Proteste in Russland

AP/Dmitri Lovetsky

Insbesondere die Kommunisten machen gegen die Pensionsreform mobil - hier in Sankt Petersburg

Zuletzt Zugeständnisse Putins

Selbst jüngste Ankündigungen konnte die Wut vieler Menschen offenbar nicht lindern: So hatte Präsident Wladimir Putin erst am Mittwoch in einer Fernsehansprache Zugeständnisse bei den Reformplänen gemacht. So solle das Pensionsantrittsalter für Frauen nicht wie ursprünglich vorgesehen um acht, sondern nur um fünf Jahre angehoben werden und künftig bei 60 Jahren liegen.

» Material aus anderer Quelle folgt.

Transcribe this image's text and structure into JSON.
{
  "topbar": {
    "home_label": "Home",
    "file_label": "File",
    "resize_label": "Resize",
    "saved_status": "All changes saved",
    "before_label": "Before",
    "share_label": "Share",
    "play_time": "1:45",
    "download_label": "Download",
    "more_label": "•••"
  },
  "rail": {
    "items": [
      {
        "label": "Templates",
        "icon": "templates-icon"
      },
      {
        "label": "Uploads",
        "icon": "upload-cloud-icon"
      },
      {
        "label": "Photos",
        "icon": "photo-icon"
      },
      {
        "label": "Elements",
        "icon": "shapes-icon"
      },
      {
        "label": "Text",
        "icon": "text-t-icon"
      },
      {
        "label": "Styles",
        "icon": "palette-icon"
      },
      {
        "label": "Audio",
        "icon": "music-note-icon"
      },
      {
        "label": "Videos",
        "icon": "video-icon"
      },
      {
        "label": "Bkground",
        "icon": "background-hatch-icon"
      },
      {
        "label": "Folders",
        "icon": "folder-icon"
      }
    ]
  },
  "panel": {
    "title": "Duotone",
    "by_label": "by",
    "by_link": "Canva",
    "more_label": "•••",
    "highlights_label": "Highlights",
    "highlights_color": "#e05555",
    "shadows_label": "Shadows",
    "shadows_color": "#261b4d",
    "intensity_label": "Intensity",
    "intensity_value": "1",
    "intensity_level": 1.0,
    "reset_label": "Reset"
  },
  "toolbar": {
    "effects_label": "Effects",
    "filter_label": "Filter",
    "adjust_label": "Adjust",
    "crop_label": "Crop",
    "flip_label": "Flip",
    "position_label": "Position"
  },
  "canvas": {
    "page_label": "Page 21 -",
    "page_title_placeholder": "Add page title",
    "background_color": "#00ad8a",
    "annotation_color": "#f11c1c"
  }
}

Zuvor sollte das Pensionsantrittsalter bei Frauen schrittweise von 55 auf 63 Jahre und bei Männern von 60 auf 65 Jahre angehoben werden. Es ist die erste Anhebung des Pensionsantrittsalters in Russland seit fast 90 Jahren. Eine Anhebung dürfte dazu führen, dass viele Männer den Pensionsantritt kaum erleben - sie werden im Durchschnitt nur 65 Jahre alt.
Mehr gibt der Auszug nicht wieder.